Так что мифологические экскурсы и теоретические подпорки плохо держат замысел романа. Иное дело достоинства текста — той самой художественной ткани, которая более всего ответственна за утверждение истины, составляющей содержание произведения. В этой части Николай Григорьевич Никонов явил вершинное мастерство.
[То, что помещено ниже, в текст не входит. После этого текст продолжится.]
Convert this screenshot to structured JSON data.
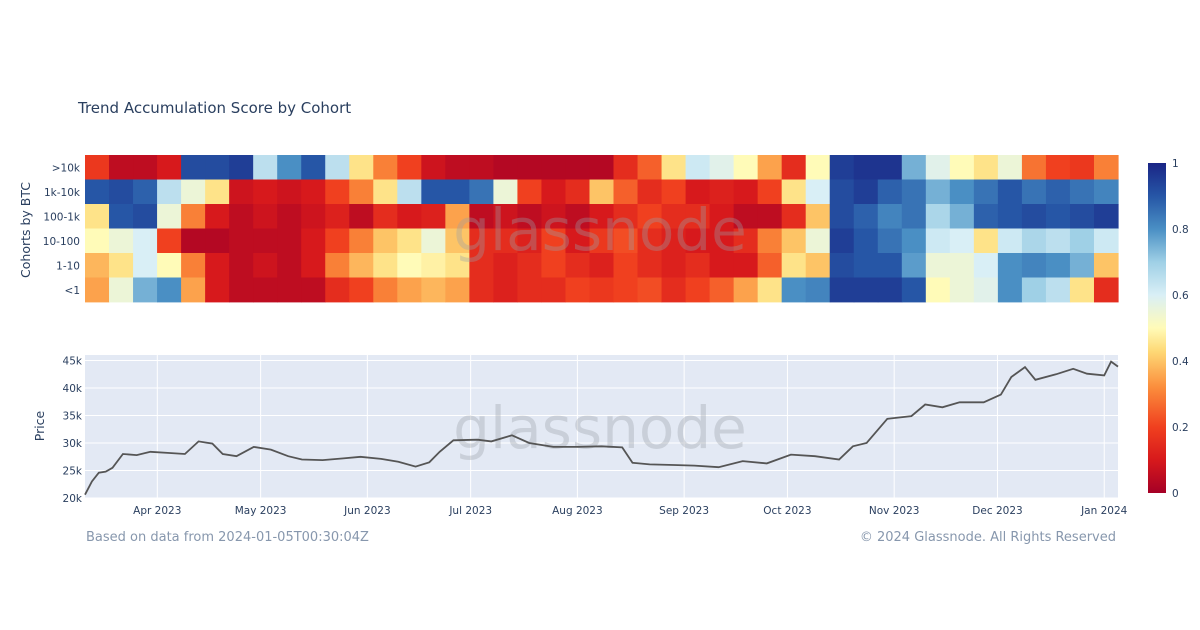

Текст перед вами, и я не вижу необходимости делать из него выписки (тем более что короткими цитатами в этом случае невозможно было бы обойтись), чтобы показать, как здорово он умеет дать двумя-тремя беглыми штрихами выразительный портрет; как тонко он умеет передать переливы настроения: к примеру, во всепоглощающем всплеске счастья — нарастающую горечь смертной тоски; как убедительно, в конце концов, он рисует эротические сцены, до этой поры так мало освоенные литературой: серьезные художники касались этой сферы едва-едва, памятуя о нравственных запретах, а ремесленники, спекулирующие на эротике, оставляли на них омерзительные следы своих засаленных пальцев. И читая роман как притчу о художнике, которого разлучили с жизнью, я был бы готов поверить в постулаты «биологической философии» Никонова, если бы страница за страницей не нарастало пресыщение. И уже не «ханжеское» (одно из ключевых слов никоновской философии) умозрение, а здоровое нравственное чувство противилось психологическому нажиму: невозможно, чтобы жизнь талантливого человека вот так полно, даже через край, была погружена в область необузданных эротических фантазий и переживаний! Не верю! И невозможно, чтобы искусство живописи было так фатально «зациклено» на женщине, даже и не столько на обнаженной натуре, сколько на эротике. Не верю! Нормальный творческий инстинкт художника-реалиста (не провозвестника проблематичного «реализма высшего порядка», а продолжателя отечественных реалистических традиций) помогает Никонову найти убедительное сюжетное решение: «изголодавшийся» в десятилетнем заключении зэк (причем в том самом возрасте, когда сама физиология требует!) действительно может непоправимо свихнуться на эротике. Собственно, так и прочитывается история Александра Рассохина; в этом плане она оказывается художественно убедительной. И, как всегда у Никонова, поразительно богата панорама жизни большого советского города, культурного центра, в 50—80-е годы. Тем роман интересен, тем он оправдывает свое значительное место в никоновском литературном наследии.
А вот что касается «биологической философии» — я думаю, я надеюсь, что у нее найдется немного поклонников. Но познакомиться с ней любопытно хотя бы потому, что она многое объясняет в творческой судьбе крупнейшего уральского писателя.